11 grams
The balanced reaction is
Pb(SO4)2 + 4 LiNO3 ==> Pb(NO3)4 + 2 Li2SO4
First, let's calculate the number of moles of each reactant we have, start by calculating their molar masses using the atomic weights of the involved elements:
Atomic weight lead = 207.2
Atomic weight sulfur = 32.065
Atomic weight oxygen = 15.999
Atomic weight lithium = 6.941
Atomic weight nitrogen = 14.0067
Molar mass Pb(SO4)2 = 207.2 + (32.065 + 15.999*4)*2 = 399.322 g/mol
Molar mass LiNO3 = 6.941 + 14.0067 + 15.999*3 = 68.9447 g/mol
Molar mass Li2SO4 = 6.941*2 + 32.065 + 15.999*4 = 109.943 g/mol
Moles Pb(SO4)2 = 20 g / 399.322 g/mol = 0.050084894 mol
Moles LiNO3 = 15 g / 68.9447 g/mol = 0.217565672 mol
Looking at the balanced reaction, for every mole of Pb(SO4)2 used, we need 4 moles of LiNO3. Since we have 0.050084894 mol of Pb(SO4)2, we need 0.050084894 mol * 4 = 0.200339576 mol of LiNO3 which is less than the available quantity of 0.217565672 mol. So the limiting reactant is Pb(SO4)2.

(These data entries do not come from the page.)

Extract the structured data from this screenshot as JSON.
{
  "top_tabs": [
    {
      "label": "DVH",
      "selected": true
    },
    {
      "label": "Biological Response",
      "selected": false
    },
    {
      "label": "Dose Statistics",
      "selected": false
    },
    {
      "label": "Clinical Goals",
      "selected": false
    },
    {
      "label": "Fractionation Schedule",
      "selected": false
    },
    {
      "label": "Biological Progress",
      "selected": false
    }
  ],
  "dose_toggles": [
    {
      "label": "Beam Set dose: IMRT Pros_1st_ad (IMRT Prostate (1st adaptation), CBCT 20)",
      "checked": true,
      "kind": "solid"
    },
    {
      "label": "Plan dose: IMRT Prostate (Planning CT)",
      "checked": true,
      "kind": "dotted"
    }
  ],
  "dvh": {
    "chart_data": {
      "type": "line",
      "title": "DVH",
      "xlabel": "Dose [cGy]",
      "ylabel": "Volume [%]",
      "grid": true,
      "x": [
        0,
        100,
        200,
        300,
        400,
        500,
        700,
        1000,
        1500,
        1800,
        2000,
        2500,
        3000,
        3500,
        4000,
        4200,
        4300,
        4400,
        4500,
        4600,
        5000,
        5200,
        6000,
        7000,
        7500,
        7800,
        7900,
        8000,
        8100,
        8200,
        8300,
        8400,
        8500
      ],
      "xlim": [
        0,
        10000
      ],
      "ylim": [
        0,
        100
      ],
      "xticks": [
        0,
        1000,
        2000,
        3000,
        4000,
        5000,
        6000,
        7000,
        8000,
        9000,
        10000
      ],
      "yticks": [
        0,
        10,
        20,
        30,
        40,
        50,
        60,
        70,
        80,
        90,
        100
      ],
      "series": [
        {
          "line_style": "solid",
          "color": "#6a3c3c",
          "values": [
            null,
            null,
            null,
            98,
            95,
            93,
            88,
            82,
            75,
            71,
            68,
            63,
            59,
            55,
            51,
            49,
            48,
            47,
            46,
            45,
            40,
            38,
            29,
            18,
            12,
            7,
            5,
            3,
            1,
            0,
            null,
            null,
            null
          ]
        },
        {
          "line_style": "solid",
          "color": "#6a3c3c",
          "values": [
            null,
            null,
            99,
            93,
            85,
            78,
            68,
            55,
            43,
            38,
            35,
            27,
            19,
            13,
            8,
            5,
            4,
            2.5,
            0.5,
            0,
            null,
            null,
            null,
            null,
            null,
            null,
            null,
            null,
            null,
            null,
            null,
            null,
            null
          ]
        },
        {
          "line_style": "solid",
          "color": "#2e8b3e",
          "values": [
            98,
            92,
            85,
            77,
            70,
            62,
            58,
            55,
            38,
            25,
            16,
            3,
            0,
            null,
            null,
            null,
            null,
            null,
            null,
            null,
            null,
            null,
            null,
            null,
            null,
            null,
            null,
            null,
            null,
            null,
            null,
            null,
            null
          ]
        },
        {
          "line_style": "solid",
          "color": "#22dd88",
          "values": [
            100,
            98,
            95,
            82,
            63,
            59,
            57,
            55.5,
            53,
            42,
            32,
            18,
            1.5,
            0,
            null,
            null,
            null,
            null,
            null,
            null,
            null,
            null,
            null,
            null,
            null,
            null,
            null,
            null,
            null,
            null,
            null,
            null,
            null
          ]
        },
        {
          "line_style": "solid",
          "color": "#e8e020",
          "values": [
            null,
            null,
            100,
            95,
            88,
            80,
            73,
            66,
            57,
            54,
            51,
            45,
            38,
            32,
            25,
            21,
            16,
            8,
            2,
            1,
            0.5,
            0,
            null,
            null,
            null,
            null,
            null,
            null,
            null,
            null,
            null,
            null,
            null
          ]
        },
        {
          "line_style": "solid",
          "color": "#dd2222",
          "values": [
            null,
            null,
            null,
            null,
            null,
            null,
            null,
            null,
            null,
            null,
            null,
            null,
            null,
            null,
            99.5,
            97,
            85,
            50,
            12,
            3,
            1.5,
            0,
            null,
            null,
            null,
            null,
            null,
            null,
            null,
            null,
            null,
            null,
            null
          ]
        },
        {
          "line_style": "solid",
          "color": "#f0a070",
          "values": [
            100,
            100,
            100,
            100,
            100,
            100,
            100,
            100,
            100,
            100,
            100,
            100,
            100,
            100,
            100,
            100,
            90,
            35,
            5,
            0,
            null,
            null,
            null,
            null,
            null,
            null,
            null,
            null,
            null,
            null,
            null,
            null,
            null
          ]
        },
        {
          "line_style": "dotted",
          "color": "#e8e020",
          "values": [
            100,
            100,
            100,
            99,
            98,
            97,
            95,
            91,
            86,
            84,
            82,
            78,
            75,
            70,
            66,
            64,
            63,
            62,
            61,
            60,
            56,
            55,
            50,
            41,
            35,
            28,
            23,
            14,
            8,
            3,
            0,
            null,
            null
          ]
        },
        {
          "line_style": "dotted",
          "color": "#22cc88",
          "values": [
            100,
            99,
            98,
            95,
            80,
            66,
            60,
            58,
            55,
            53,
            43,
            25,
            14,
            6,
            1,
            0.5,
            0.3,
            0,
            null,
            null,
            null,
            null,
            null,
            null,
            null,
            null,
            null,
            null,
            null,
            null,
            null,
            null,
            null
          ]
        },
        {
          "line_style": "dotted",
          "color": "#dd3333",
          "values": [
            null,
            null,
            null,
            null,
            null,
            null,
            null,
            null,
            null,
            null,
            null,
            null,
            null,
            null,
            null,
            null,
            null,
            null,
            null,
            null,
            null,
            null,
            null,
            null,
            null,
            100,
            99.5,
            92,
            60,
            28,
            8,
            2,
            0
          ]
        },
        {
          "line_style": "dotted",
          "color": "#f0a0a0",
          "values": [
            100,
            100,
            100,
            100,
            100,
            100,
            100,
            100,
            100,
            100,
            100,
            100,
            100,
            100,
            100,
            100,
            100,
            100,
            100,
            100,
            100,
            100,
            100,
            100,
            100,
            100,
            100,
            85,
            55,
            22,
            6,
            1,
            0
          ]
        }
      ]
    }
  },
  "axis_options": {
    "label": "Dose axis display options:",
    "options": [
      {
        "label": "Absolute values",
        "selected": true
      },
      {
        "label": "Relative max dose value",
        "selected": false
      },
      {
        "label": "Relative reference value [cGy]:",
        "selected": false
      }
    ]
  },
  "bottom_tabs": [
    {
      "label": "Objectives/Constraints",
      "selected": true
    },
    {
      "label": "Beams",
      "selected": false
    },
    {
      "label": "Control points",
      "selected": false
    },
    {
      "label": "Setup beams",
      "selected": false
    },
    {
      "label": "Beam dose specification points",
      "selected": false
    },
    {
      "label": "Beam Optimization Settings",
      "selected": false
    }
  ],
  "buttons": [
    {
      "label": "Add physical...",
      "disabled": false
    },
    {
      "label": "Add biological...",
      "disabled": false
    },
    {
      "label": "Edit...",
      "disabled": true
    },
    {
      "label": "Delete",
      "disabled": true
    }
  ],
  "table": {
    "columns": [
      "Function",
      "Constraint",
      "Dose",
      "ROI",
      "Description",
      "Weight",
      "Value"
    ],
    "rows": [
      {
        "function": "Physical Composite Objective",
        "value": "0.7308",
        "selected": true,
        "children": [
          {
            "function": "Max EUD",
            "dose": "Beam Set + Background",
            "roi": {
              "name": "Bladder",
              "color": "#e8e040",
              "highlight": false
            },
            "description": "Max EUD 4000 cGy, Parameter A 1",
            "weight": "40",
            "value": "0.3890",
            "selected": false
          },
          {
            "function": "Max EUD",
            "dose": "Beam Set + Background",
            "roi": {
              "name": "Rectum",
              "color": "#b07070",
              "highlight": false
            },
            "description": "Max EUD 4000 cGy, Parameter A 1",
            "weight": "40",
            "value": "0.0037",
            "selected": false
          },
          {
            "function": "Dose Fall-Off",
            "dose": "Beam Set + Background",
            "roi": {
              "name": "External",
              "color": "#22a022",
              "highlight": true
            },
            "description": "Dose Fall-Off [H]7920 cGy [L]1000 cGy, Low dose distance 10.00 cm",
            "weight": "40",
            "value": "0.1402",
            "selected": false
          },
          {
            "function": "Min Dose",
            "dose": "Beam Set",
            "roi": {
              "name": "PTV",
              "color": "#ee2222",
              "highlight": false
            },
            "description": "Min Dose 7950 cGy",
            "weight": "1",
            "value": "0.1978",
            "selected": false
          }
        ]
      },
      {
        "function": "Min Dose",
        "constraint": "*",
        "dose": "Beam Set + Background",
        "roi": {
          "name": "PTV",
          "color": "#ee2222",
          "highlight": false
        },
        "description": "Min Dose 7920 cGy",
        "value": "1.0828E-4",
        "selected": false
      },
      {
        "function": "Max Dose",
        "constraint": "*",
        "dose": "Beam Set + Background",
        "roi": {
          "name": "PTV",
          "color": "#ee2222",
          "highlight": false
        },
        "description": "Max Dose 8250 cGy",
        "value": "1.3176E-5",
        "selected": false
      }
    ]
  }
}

Now looking at the balanced reaction, for every mole of Pb(SO4)2 used, we produce 2 moles of Li2SO4. So we'll have 0.050084894 mol * 2 = 0.100169788 mol of product, which will mass 0.100169788 mol * 109.943 g/mol = 11.01296698 g. Rounding to 2 significant digits gives us 11 grams of Lithium sulfate.